🤖 AI Summary
Existing retrosynthetic prediction methods neglect molecular 3D geometry, leading to inaccurate reaction center identification and 3D-implausible reactant generation. To address this, we propose a two-stage framework. In the first stage, we design a dual-graph molecular representation—integrating primal and dual graphs—augmented with molecular face encoding to precisely localize reaction centers. In the second stage, we introduce a novel conditional 3D diffusion model for synthon-to-reactant generation, incorporating geometry-aware denoising under joint topological and spatial constraints to produce chemically valid, full-atom reactants. Evaluated on multiple benchmarks, our method significantly outperforms semi-template-based approaches: it achieves a 4.2% absolute improvement in Top-1 accuracy and establishes new state-of-the-art performance in both 3D conformational validity and reaction feasibility.
📝 Abstract
Retrosynthesis prediction focuses on identifying reactants capable of synthesizing a target product.
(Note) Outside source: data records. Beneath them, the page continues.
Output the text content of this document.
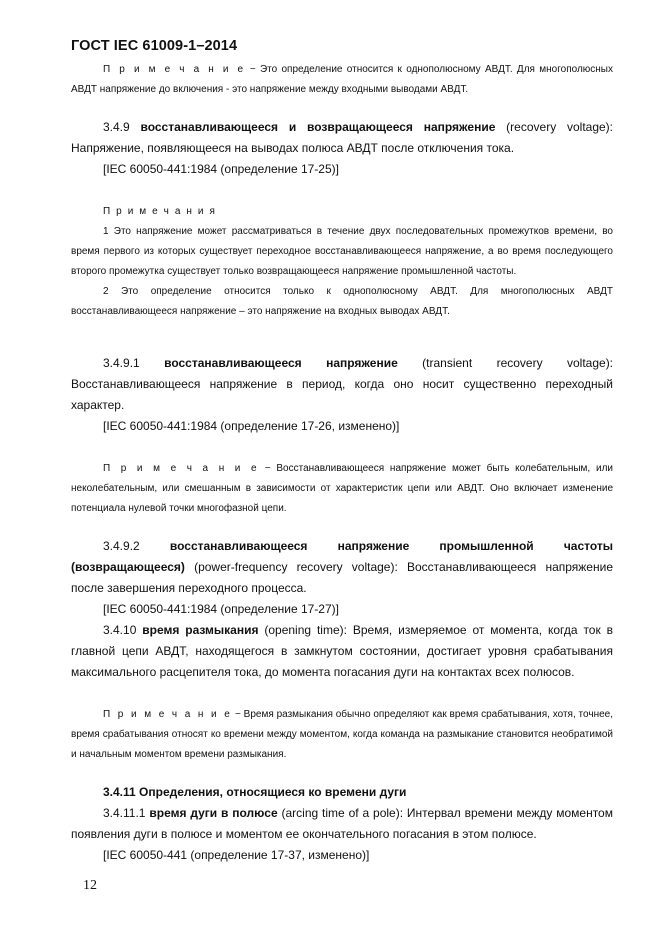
ГОСТ IEC 61009-1–2014

П р и м е ч а н и е − Это определение относится к однополюсному АВДТ. Для многополюсных АВДТ напряжение до включения - это напряжение между входными выводами АВДТ.

3.4.9 восстанавливающееся и возвращающееся напряжение (recovery voltage): Напряжение, появляющееся на выводах полюса АВДТ после отключения тока.

[IEC 60050-441:1984 (определение 17-25)]

П р и м е ч а н и я

1 Это напряжение может рассматриваться в течение двух последовательных промежутков времени, во время первого из которых существует переходное восстанавливающееся напряжение, а во время последующего второго промежутка существует только возвращающееся напряжение промышленной частоты.

2 Это определение относится только к однополюсному АВДТ. Для многополюсных АВДТ восстанавливающееся напряжение – это напряжение на входных выводах АВДТ.

3.4.9.1 восстанавливающееся напряжение (transient recovery voltage): Восстанавливающееся напряжение в период, когда оно носит существенно переходный характер.

[IEC 60050-441:1984 (определение 17-26, изменено)]

П р и м е ч а н и е − Восстанавливающееся напряжение может быть колебательным, или неколебательным, или смешанным в зависимости от характеристик цепи или АВДТ. Оно включает изменение потенциала нулевой точки многофазной цепи.

3.4.9.2 восстанавливающееся напряжение промышленной частоты (возвращающееся) (power-frequency recovery voltage): Восстанавливающееся напряжение после завершения переходного процесса.

[IEC 60050-441:1984 (определение 17-27)]

3.4.10 время размыкания (opening time): Время, измеряемое от момента, когда ток в главной цепи АВДТ, находящегося в замкнутом состоянии, достигает уровня срабатывания максимального расцепителя тока, до момента погасания дуги на контактах всех полюсов.

П р и м е ч а н и е − Время размыкания обычно определяют как время срабатывания, хотя, точнее, время срабатывания относят ко времени между моментом, когда команда на размыкание становится необратимой и начальным моментом времени размыкания.

3.4.11 Определения, относящиеся ко времени дуги

3.4.11.1 время дуги в полюсе (arcing time of a pole): Интервал времени между моментом появления дуги в полюсе и моментом ее окончательного погасания в этом полюсе.

[IEC 60050-441 (определение 17-37, изменено)]

12
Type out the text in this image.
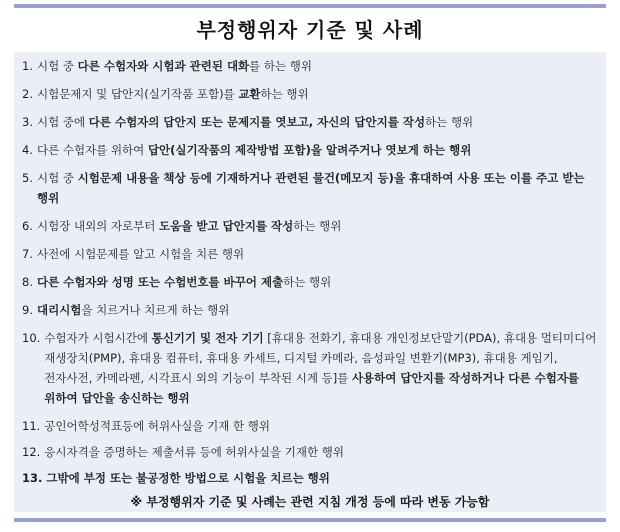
부정행위자 기준 및 사례
1. 시험 중 다른 수험자와 시험과 관련된 대화를 하는 행위
2. 시험문제지 및 답안지(실기작품 포함)를 교환하는 행위
3. 시험 중에 다른 수험자의 답안지 또는 문제지를 엿보고, 자신의 답안지를 작성하는 행위
4. 다른 수험자를 위하여 답안(실기작품의 제작방법 포함)을 알려주거나 엿보게 하는 행위
5. 시험 중 시험문제 내용을 책상 등에 기재하거나 관련된 물건(메모지 등)을 휴대하여 사용 또는 이를 주고 받는 행위
6. 시험장 내외의 자로부터 도움을 받고 답안지를 작성하는 행위
7. 사전에 시험문제를 알고 시험을 치른 행위
8. 다른 수험자와 성명 또는 수험번호를 바꾸어 제출하는 행위
9. 대리시험을 치르거나 치르게 하는 행위
10. 수험자가 시험시간에 통신기기 및 전자 기기 [휴대용 전화기, 휴대용 개인정보단말기(PDA), 휴대용 멀티미디어 재생장치(PMP), 휴대용 컴퓨터, 휴대용 카세트, 디지털 카메라, 음성파일 변환기(MP3), 휴대용 게임기, 전자사전, 카메라펜, 시각표시 외의 기능이 부착된 시계 등]를 사용하여 답안지를 작성하거나 다른 수험자를 위하여 답안을 송신하는 행위
11. 공인어학성적표등에 허위사실을 기재 한 행위
12. 응시자격을 증명하는 제출서류 등에 허위사실을 기재한 행위
13. 그밖에 부정 또는 불공정한 방법으로 시험을 치르는 행위
※ 부정행위자 기준 및 사례는 관련 지침 개정 등에 따라 변동 가능함
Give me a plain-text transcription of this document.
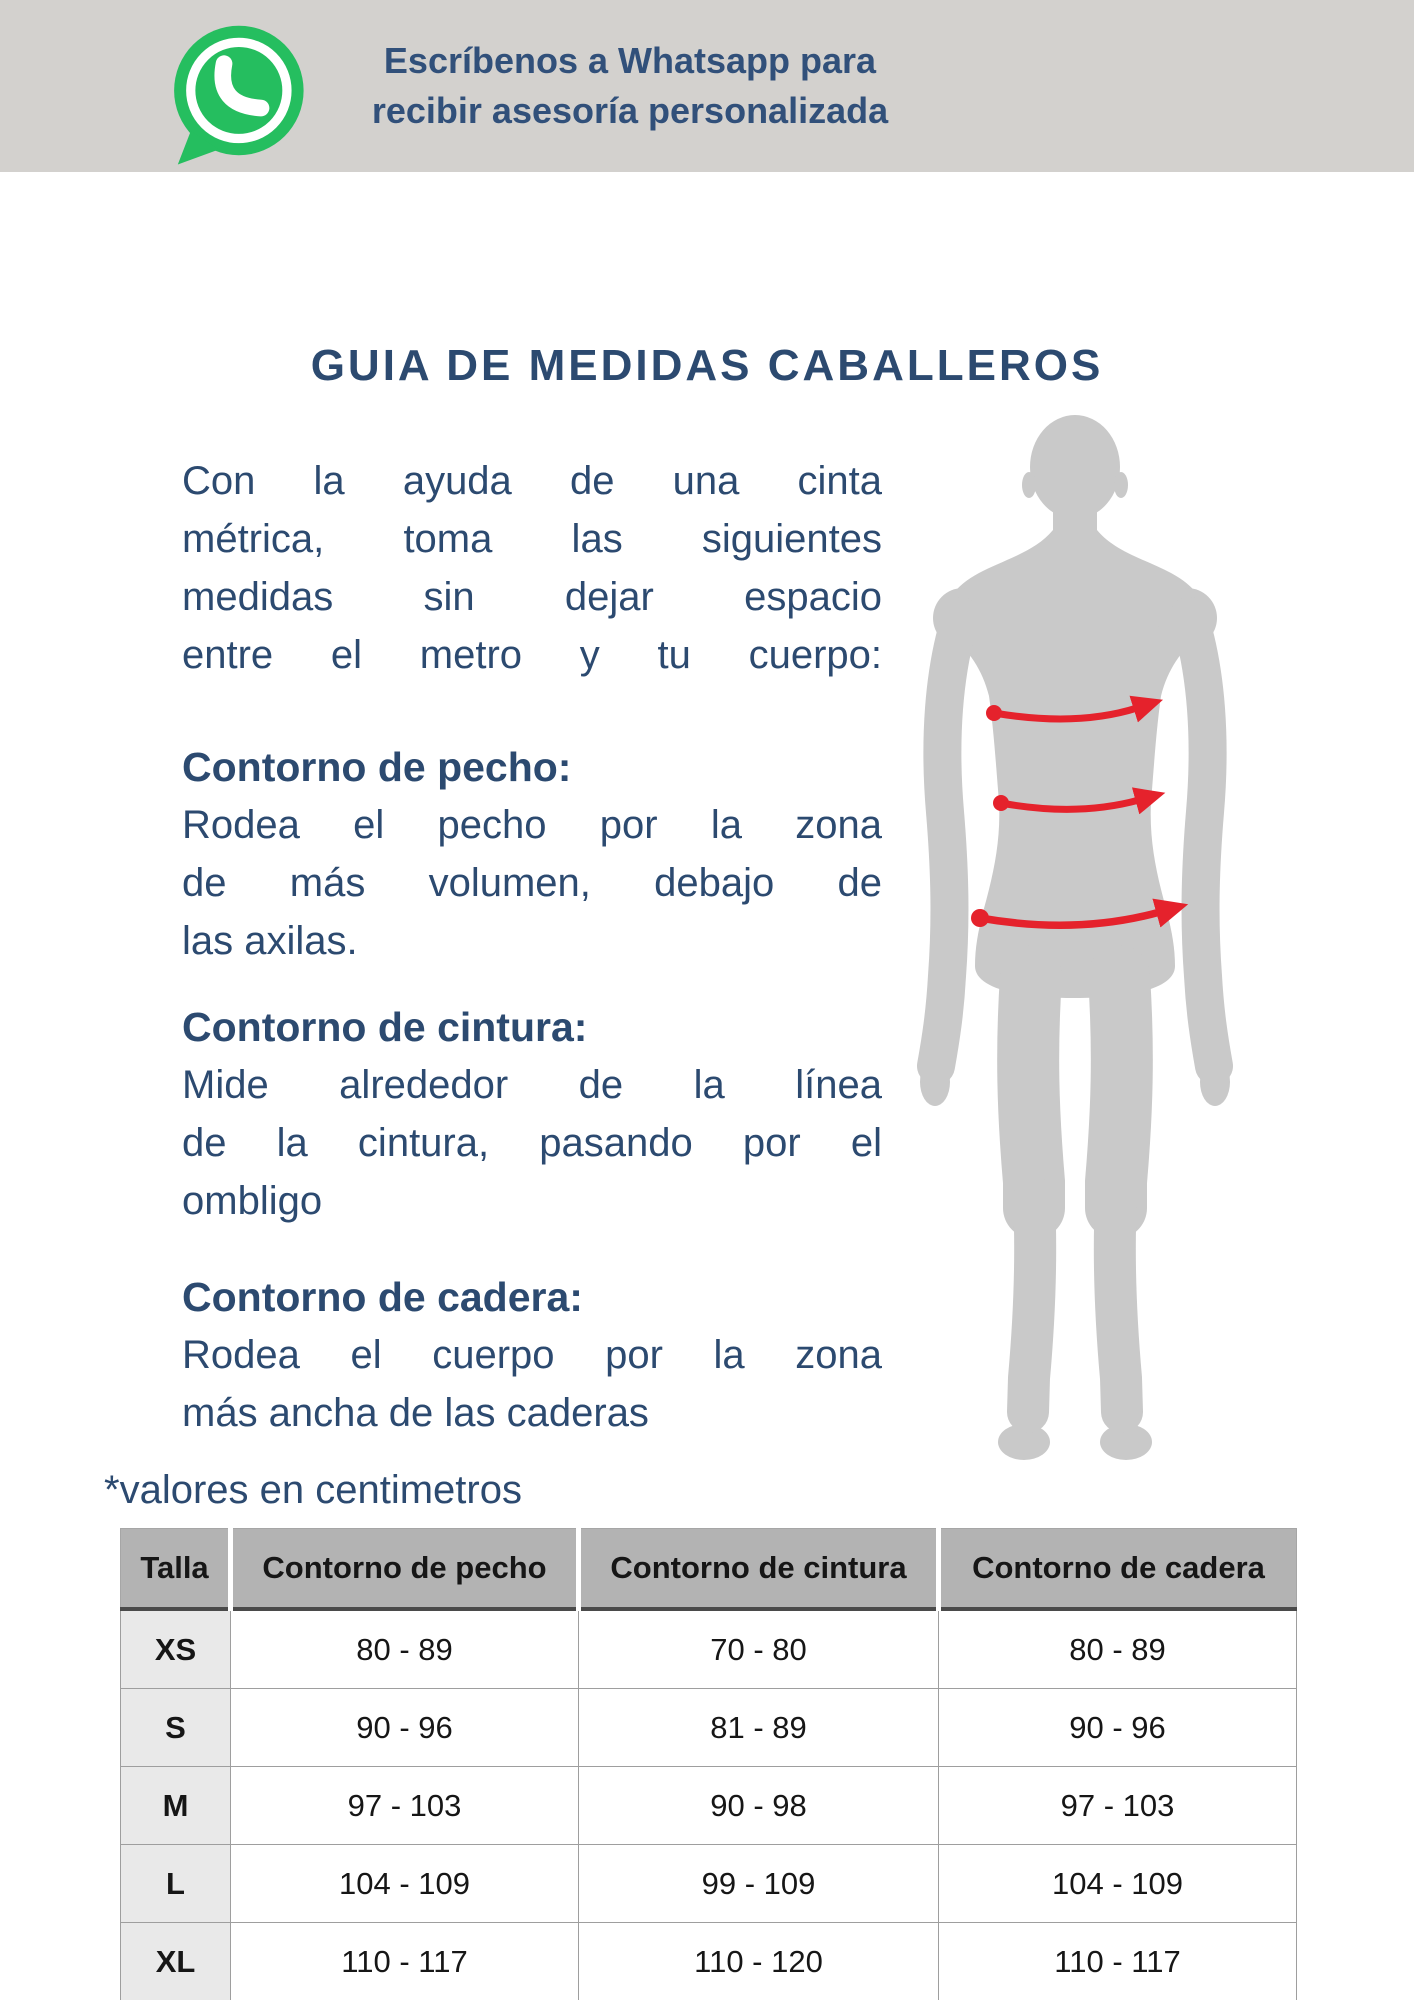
Escríbenos a Whatsapp para
recibir asesoría personalizada
GUIA DE MEDIDAS CABALLEROS
Con la ayuda de una cinta
métrica, toma las siguientes
medidas sin dejar espacio
entre el metro y tu cuerpo:
Contorno de pecho:
Rodea el pecho por la zona
de más volumen, debajo de
las axilas.
Contorno de cintura:
Mide alrededor de la línea
de la cintura, pasando por el
ombligo
Contorno de cadera:
Rodea el cuerpo por la zona
más ancha de las caderas
*valores en centimetros
Talla	Contorno de pecho	Contorno de cintura	Contorno de cadera
XS	80 - 89	70 - 80	80 - 89
S	90 - 96	81 - 89	90 - 96
M	97 - 103	90 - 98	97 - 103
L	104 - 109	99 - 109	104 - 109
XL	110 - 117	110 - 120	110 - 117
Typically, the retrosynthesis prediction involves two phases: Reaction Center Identification and Reactant Generation. However, we argue that most existing methods suffer from two limitations in the two phases: (i) Existing models do not adequately capture the ``face'' information in molecular graphs for the reaction center identification. (ii) Current approaches for the reactant generation predominantly use sequence generation in a 2D space, which lacks versatility in generating reasonable distributions for completed reactive groups and overlooks molecules' inherent 3D properties. To overcome the above limitations, we propose GDiffRetro. For the reaction center identification, GDiffRetro uniquely integrates the original graph with its corresponding dual graph to represent molecular structures, which helps guide the model to focus more on the faces in the graph. For the reactant generation, GDiffRetro employs a conditional diffusion model in 3D to further transform the obtained synthon into a complete reactant. Our experimental findings reveal that GDiffRetro outperforms state-of-the-art semi-template models across various evaluative metrics.